# Chamberbitter take over - help please



## Grathman (Sep 11, 2018)

Can anyone recommend a preemergent (by brand) for Chamberbitter?

I'm looking for a specific brand and where I can get. I've killed off and pulled by hand the worst of it but want to be proactive for next year and put down a preemergent now and then again in Jan.

Yard is mainly centipede and a mix of other southern grasses. I'm in SC.

Thank you.


----------



## Gregau33 (Apr 15, 2018)

Gallery 75 is what I use for a Pre emergent. You have to time chamberbitter just right since it usually grows when temps are at its highest, so it needs to be applied a little later in the season than most pre emergents.

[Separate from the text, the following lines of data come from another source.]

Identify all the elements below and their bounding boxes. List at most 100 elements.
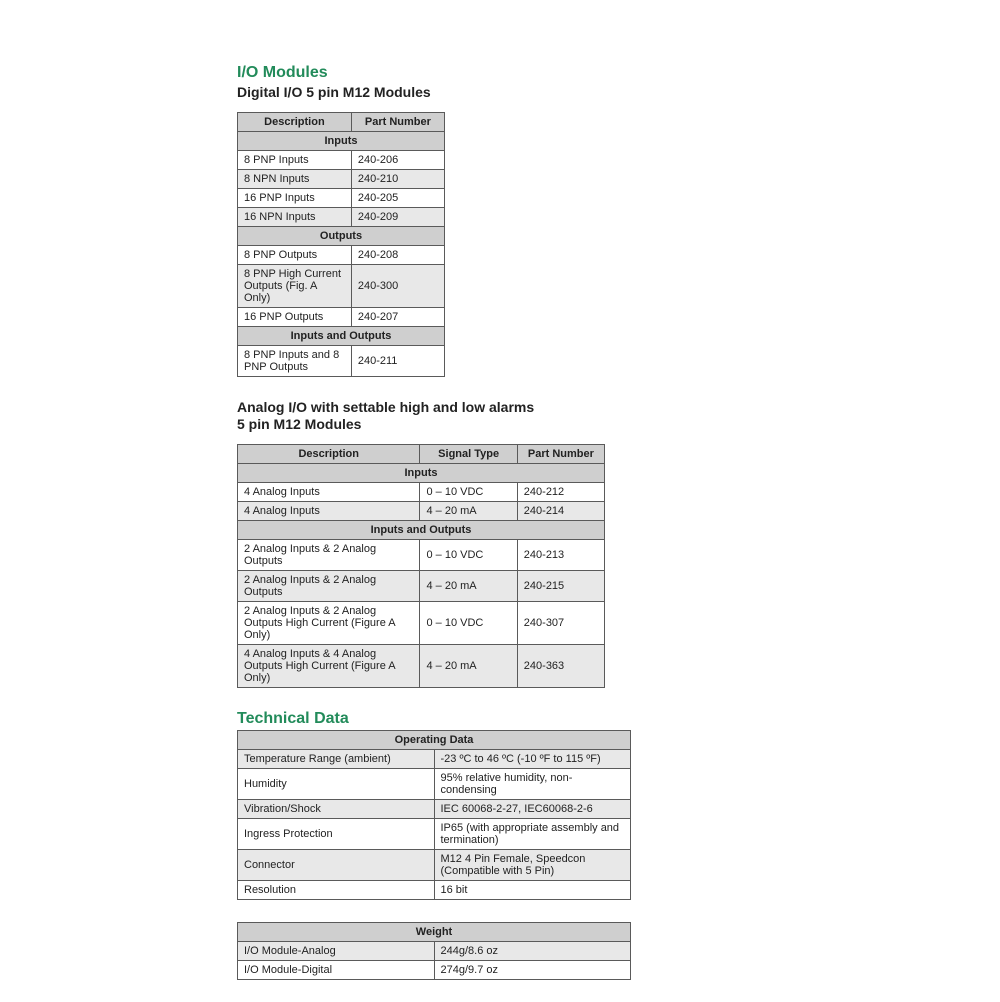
table-body: Inputs4 Analog Inputs0 – 10 VDC240-2124 … bbox=[238, 463, 605, 687]
table-row: Resolution16 bit bbox=[238, 880, 631, 899]
table-row: 4 Analog Inputs & 4 Analog Outputs High … bbox=[238, 644, 605, 687]
cell: I/O Module-Analog bbox=[238, 941, 435, 960]
heading-io-modules: I/O Modules bbox=[237, 64, 797, 82]
cell: 4 Analog Inputs bbox=[238, 482, 420, 501]
table-row: Ingress ProtectionIP65 (with appropriate… bbox=[238, 818, 631, 849]
cell: 240-300 bbox=[351, 264, 444, 307]
table-body: I/O Module-Analog244g/8.6 ozI/O Module-D… bbox=[238, 941, 631, 979]
table-header-row: Weight bbox=[238, 922, 631, 941]
cell: 244g/8.6 oz bbox=[434, 941, 631, 960]
cell: 240-213 bbox=[517, 539, 604, 570]
cell: 8 PNP Inputs and 8 PNP Outputs bbox=[238, 345, 352, 376]
table-row: 4 Analog Inputs4 – 20 mA240-214 bbox=[238, 501, 605, 520]
section-row: Inputs and Outputs bbox=[238, 520, 605, 539]
cell: 0 – 10 VDC bbox=[420, 482, 517, 501]
table-weight: Weight I/O Module-Analog244g/8.6 ozI/O M… bbox=[237, 922, 631, 980]
cell: I/O Module-Digital bbox=[238, 960, 435, 979]
cell: -23 ºC to 46 ºC (-10 ºF to 115 ºF) bbox=[434, 749, 631, 768]
table-analog-io: Description Signal Type Part Number Inpu… bbox=[237, 444, 605, 688]
cell: 2 Analog Inputs & 2 Analog Outputs bbox=[238, 539, 420, 570]
table-header-row: Description Part Number bbox=[238, 112, 445, 131]
table-header-row: Operating Data bbox=[238, 730, 631, 749]
section-row: Inputs and Outputs bbox=[238, 326, 445, 345]
cell: 240-205 bbox=[351, 188, 444, 207]
table-row: Temperature Range (ambient)-23 ºC to 46 … bbox=[238, 749, 631, 768]
cell: Vibration/Shock bbox=[238, 799, 435, 818]
section-row: Inputs bbox=[238, 463, 605, 482]
table-row: I/O Module-Analog244g/8.6 oz bbox=[238, 941, 631, 960]
cell: 240-214 bbox=[517, 501, 604, 520]
table-row: 2 Analog Inputs & 2 Analog Outputs High … bbox=[238, 601, 605, 644]
heading-technical-data: Technical Data bbox=[237, 710, 797, 728]
table-row: 8 PNP Outputs240-208 bbox=[238, 245, 445, 264]
table-row: 2 Analog Inputs & 2 Analog Outputs4 – 20… bbox=[238, 570, 605, 601]
section-row: Outputs bbox=[238, 226, 445, 245]
subheading-analog: Analog I/O with settable high and low al… bbox=[237, 399, 797, 434]
cell: 8 PNP Outputs bbox=[238, 245, 352, 264]
section-title: Operating Data bbox=[238, 730, 631, 749]
table-row: 4 Analog Inputs0 – 10 VDC240-212 bbox=[238, 482, 605, 501]
cell: 274g/9.7 oz bbox=[434, 960, 631, 979]
table-row: 8 NPN Inputs240-210 bbox=[238, 169, 445, 188]
cell: Ingress Protection bbox=[238, 818, 435, 849]
section-title: Inputs and Outputs bbox=[238, 326, 445, 345]
cell: 240-210 bbox=[351, 169, 444, 188]
cell: 8 PNP Inputs bbox=[238, 150, 352, 169]
cell: Resolution bbox=[238, 880, 435, 899]
cell: 240-215 bbox=[517, 570, 604, 601]
cell: 0 – 10 VDC bbox=[420, 539, 517, 570]
cell: 4 – 20 mA bbox=[420, 644, 517, 687]
cell: M12 4 Pin Female, Speedcon (Compatible w… bbox=[434, 849, 631, 880]
cell: 16 bit bbox=[434, 880, 631, 899]
col-signal-type: Signal Type bbox=[420, 444, 517, 463]
table-body: Temperature Range (ambient)-23 ºC to 46 … bbox=[238, 749, 631, 899]
section-title: Inputs and Outputs bbox=[238, 520, 605, 539]
cell: 240-211 bbox=[351, 345, 444, 376]
cell: Connector bbox=[238, 849, 435, 880]
col-description: Description bbox=[238, 444, 420, 463]
subheading-digital: Digital I/O 5 pin M12 Modules bbox=[237, 84, 797, 102]
table-row: 8 PNP High Current Outputs (Fig. A Only)… bbox=[238, 264, 445, 307]
table-header-row: Description Signal Type Part Number bbox=[238, 444, 605, 463]
cell: 240-307 bbox=[517, 601, 604, 644]
table-row: 8 PNP Inputs and 8 PNP Outputs240-211 bbox=[238, 345, 445, 376]
cell: 8 NPN Inputs bbox=[238, 169, 352, 188]
table-row: Vibration/ShockIEC 60068-2-27, IEC60068-… bbox=[238, 799, 631, 818]
cell: 4 – 20 mA bbox=[420, 501, 517, 520]
table-row: I/O Module-Digital274g/9.7 oz bbox=[238, 960, 631, 979]
cell: 4 – 20 mA bbox=[420, 570, 517, 601]
section-title: Inputs bbox=[238, 131, 445, 150]
cell: 4 Analog Inputs & 4 Analog Outputs High … bbox=[238, 644, 420, 687]
table-operating-data: Operating Data Temperature Range (ambien… bbox=[237, 730, 631, 900]
cell: 4 Analog Inputs bbox=[238, 501, 420, 520]
table-body: Inputs8 PNP Inputs240-2068 NPN Inputs240… bbox=[238, 131, 445, 376]
table-row: Humidity95% relative humidity, non-conde… bbox=[238, 768, 631, 799]
cell: 240-209 bbox=[351, 207, 444, 226]
section-row: Inputs bbox=[238, 131, 445, 150]
analog-line2: 5 pin M12 Modules bbox=[237, 416, 361, 432]
col-part-number: Part Number bbox=[517, 444, 604, 463]
table-row: ConnectorM12 4 Pin Female, Speedcon (Com… bbox=[238, 849, 631, 880]
table-row: 8 PNP Inputs240-206 bbox=[238, 150, 445, 169]
cell: 8 PNP High Current Outputs (Fig. A Only) bbox=[238, 264, 352, 307]
table-row: 16 PNP Outputs240-207 bbox=[238, 307, 445, 326]
cell: IP65 (with appropriate assembly and term… bbox=[434, 818, 631, 849]
cell: 2 Analog Inputs & 2 Analog Outputs bbox=[238, 570, 420, 601]
col-description: Description bbox=[238, 112, 352, 131]
cell: 16 PNP Outputs bbox=[238, 307, 352, 326]
cell: 240-207 bbox=[351, 307, 444, 326]
analog-line1: Analog I/O with settable high and low al… bbox=[237, 399, 534, 415]
cell: 0 – 10 VDC bbox=[420, 601, 517, 644]
page-content: I/O Modules Digital I/O 5 pin M12 Module… bbox=[237, 64, 797, 1002]
cell: 95% relative humidity, non-condensing bbox=[434, 768, 631, 799]
table-row: 2 Analog Inputs & 2 Analog Outputs0 – 10… bbox=[238, 539, 605, 570]
cell: 2 Analog Inputs & 2 Analog Outputs High … bbox=[238, 601, 420, 644]
section-title: Weight bbox=[238, 922, 631, 941]
cell: 240-206 bbox=[351, 150, 444, 169]
table-digital-io: Description Part Number Inputs8 PNP Inpu… bbox=[237, 112, 445, 377]
cell: 16 NPN Inputs bbox=[238, 207, 352, 226]
cell: 16 PNP Inputs bbox=[238, 188, 352, 207]
col-part-number: Part Number bbox=[351, 112, 444, 131]
cell: Temperature Range (ambient) bbox=[238, 749, 435, 768]
cell: IEC 60068-2-27, IEC60068-2-6 bbox=[434, 799, 631, 818]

Surge is an amazing product to fight chamberbitter as a post emergent. Nothing has come close to killing it like Surge does. The chamberbitter is dead within 4 or 5 days after applying.


----------



## bmw (Aug 29, 2018)

The chemical called Isoxaben is supposed to be best for pre-emergent care of chamberbitter. My centipede lawn is infested with it as well, and it has been very difficult to totally get rid of. There are a couple of products that I've been able to find that contain Isoxaben.

1) Bayer Advanced Season Long Weed Control -- hose end sprayer which contains pre (Isoxaben) and post emergent. The post emergent doesn't kill chamberbitter, I tried.

2) Isoxaben liquid -- on domyown website, but expensive

3) Fertilome Broadleaf Weed Control w/ Gallery. Gallery contains isoxaben, but it looks like they only carry small bags.

I've read that it's best to apply Isoxaben in April and also in June to help prevent chamberbitter. I'm going to try this next year. Keep me posted on anything you find for this.

Has anyone found anything besides Surge that is effective on chamberbitter post-em? Surge is quite expensive. Ortho Weed B Gon really injures chamberbitter but it's back at it after a few days. I guess multiple apps probably weekly for 3 weeks will knock it out. I'm going to try this.


----------



## Grathman (Sep 11, 2018)

Good info. Will look for those products,

Does the Surge kill the grass or just the

Isoboxane as preemergent in Oct once the temp cooled? I want to be proactive and get a jump on this stuff for next summer..


----------



## Gregau33 (Apr 15, 2018)

Grathman said:


> Good info. Will look for those products,
> 
> Does the Surge kill the grass or just the
> 
> Isoboxane as preemergent in Oct once the temp cooled? I want to be proactive and get a jump on this stuff for next summer..


Isoxaben will do nothing to chamberbitter in October. It will help prevent the other weeds stated on the label, but your pre emergent would have worn off a long time before the chamberbitter starts to grow (late summer). I would suggest an early June application of Isoxaben if you are targeting chamberbitter in particular. Prodiamine is a much cheaper pre emergent for your fall/winter and spring weeds.


----------



## lambert (Sep 12, 2018)

bmw said:


> Has anyone found anything besides Surge that is effective on chamberbitter post-em? Surge is quite expensive. Ortho Weed B Gon really injures chamberbitter but it's back at it after a few days. I guess multiple apps probably weekly for 3 weeks will knock it out. I'm going to try this.


Celsius is labeled for chamberbitter.


----------



## tcorbitt20 (Aug 31, 2018)

I think everybody covered it, but I did come across this.

https://www.al.com/living/index.ssf/2013/10/chamberbitter_is_a_tough_weed.html


----------



## Grathman (Sep 11, 2018)

Good information.

Thanks!


----------